Last night DH and I were unexpectedly kid-free, so we went out for sushi: edamame, miso soup and seaweed salad to start, then shared a sushi/sashimi platter. Walked over to the frozen yogurt shop for dessert.
Tonight, it will be slow cooker eggplant curry with naan. Maybe some sliced cucumbers and avocado on the side.
Mind sharing the recipe? I'm always looking for more vegetable focused slow cooker recipes.
I'd be happy too, but honestly, this one was not a huge success. I got the recipe from our CSA newsletter and it was....missing something. Maybe someone here can offer suggestions for improvement:
1 medium eggplant, cubed
1 onion, diced
1 cup vegetable broth
1 14.5 oz can diced tomatoes, drained
1T curry powder
1/2 T cumin
1 bay leaf
salt, pepper to taste
1/4 t cayenne (optional)
Combine in slow cooker and cook for 4-6 hours on low (I did 6)
What I see missing is extra virgin olive oil and garlic. I would also caramelized the onions a bit first and throw in the spices with them to saute a little to release their aroma. I always add chopped curly parsley and a couple of slices of lemon plus a little lemon juice.
Here is how i make a curry sauce from a recipe I got from a guy who lived in India for some time:
1 T vegetable oil (I use extra virgin olive oil)
1/2 medium white or red onion chopped
2 large cloves garlic, pressed
1 T dried mustard seeds
2 small dried red chilies, optional (or a little cayenne powder might substitute)
1 small carrot, shredded
1/2 tsp ground black pepper
1 tsp. each
1 T of chili powder
2 T curry powder (I avoid ones that are salted)
3 thin slices of lemon
rest of the lemon's juice
1/2 to 1 cup chopped curly parsley leaves
2 cups veg or chicken broth
Heat oil in skillet and saute the onion until it caramelizes a little.
Add the mustard seeds (watch out because they pop around) and saute a little more.
add the carrot, garlic and the chilies and saute for a minute. Remove chilies if you don't want it too spicy.

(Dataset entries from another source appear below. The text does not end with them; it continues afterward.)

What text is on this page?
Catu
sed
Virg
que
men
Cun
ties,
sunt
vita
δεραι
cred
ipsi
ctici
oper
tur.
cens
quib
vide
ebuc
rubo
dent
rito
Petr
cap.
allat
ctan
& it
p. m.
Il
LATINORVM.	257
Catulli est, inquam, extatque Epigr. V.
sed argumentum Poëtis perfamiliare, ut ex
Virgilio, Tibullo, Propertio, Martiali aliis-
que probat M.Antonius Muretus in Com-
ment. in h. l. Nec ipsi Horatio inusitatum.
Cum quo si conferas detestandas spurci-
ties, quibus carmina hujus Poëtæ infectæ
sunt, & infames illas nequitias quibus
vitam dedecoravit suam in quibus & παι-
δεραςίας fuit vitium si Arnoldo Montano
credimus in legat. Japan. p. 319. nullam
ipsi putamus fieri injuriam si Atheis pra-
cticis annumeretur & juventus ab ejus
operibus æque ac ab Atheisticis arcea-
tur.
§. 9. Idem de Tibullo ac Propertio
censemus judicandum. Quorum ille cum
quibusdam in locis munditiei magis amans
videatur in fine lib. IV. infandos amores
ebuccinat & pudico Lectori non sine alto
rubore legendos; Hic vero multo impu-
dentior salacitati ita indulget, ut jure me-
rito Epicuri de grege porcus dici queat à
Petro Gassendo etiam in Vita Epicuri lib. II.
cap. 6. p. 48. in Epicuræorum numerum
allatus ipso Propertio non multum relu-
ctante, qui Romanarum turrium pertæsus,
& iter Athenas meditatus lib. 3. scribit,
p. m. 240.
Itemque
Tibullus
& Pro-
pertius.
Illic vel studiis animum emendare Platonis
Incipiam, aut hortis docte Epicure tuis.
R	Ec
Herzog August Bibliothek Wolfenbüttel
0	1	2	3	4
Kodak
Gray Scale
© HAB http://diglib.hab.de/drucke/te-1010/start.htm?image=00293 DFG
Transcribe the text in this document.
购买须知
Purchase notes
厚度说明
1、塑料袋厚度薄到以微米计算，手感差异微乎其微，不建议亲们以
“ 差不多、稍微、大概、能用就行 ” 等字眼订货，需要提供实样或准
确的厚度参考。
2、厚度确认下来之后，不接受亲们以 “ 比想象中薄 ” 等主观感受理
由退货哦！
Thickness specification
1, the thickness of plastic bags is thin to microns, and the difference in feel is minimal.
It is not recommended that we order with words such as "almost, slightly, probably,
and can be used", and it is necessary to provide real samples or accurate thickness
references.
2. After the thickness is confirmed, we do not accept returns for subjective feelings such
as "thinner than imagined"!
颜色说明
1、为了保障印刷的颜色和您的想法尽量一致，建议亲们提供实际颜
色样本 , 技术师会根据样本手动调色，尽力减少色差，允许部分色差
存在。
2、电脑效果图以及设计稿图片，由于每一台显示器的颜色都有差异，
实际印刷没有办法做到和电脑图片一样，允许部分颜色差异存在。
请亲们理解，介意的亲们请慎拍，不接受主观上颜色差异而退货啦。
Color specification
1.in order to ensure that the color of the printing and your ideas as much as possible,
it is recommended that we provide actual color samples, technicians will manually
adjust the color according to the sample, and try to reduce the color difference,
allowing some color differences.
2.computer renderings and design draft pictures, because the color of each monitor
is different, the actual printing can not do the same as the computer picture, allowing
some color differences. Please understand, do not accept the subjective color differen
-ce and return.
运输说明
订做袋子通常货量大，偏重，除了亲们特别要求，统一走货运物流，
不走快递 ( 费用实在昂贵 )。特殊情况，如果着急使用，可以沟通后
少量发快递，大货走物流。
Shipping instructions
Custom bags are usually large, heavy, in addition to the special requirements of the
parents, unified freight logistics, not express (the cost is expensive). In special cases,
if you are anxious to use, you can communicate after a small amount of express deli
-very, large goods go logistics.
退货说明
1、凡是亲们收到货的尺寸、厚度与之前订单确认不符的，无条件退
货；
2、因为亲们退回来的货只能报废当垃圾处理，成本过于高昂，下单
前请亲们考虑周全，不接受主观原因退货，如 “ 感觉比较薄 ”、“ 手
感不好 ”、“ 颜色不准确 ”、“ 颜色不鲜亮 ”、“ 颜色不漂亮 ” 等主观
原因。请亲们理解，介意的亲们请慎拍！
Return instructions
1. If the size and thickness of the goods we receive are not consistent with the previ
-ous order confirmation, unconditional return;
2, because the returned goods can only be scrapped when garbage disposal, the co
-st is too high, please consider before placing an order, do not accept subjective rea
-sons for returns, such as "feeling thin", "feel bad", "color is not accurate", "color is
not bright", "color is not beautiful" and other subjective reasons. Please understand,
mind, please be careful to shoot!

Push everything to one side and add the spices, saute for 30 or 40 seconds to release the aroma.
Add the parsley
Add the lemon slices, broth and lemon juice.
I might throw in some fresh ginger, too.
I bring it to a simmer and add the vegetables and cook until done.
We like this a lot, but make it on the stove top. I don't know why someone couldn't make it in a slow cooker. Maybe the lemons would not hold up and you might want to add them later or something.
Anyway, for what it's worth...and now I know what I'm having for dinner. tonight.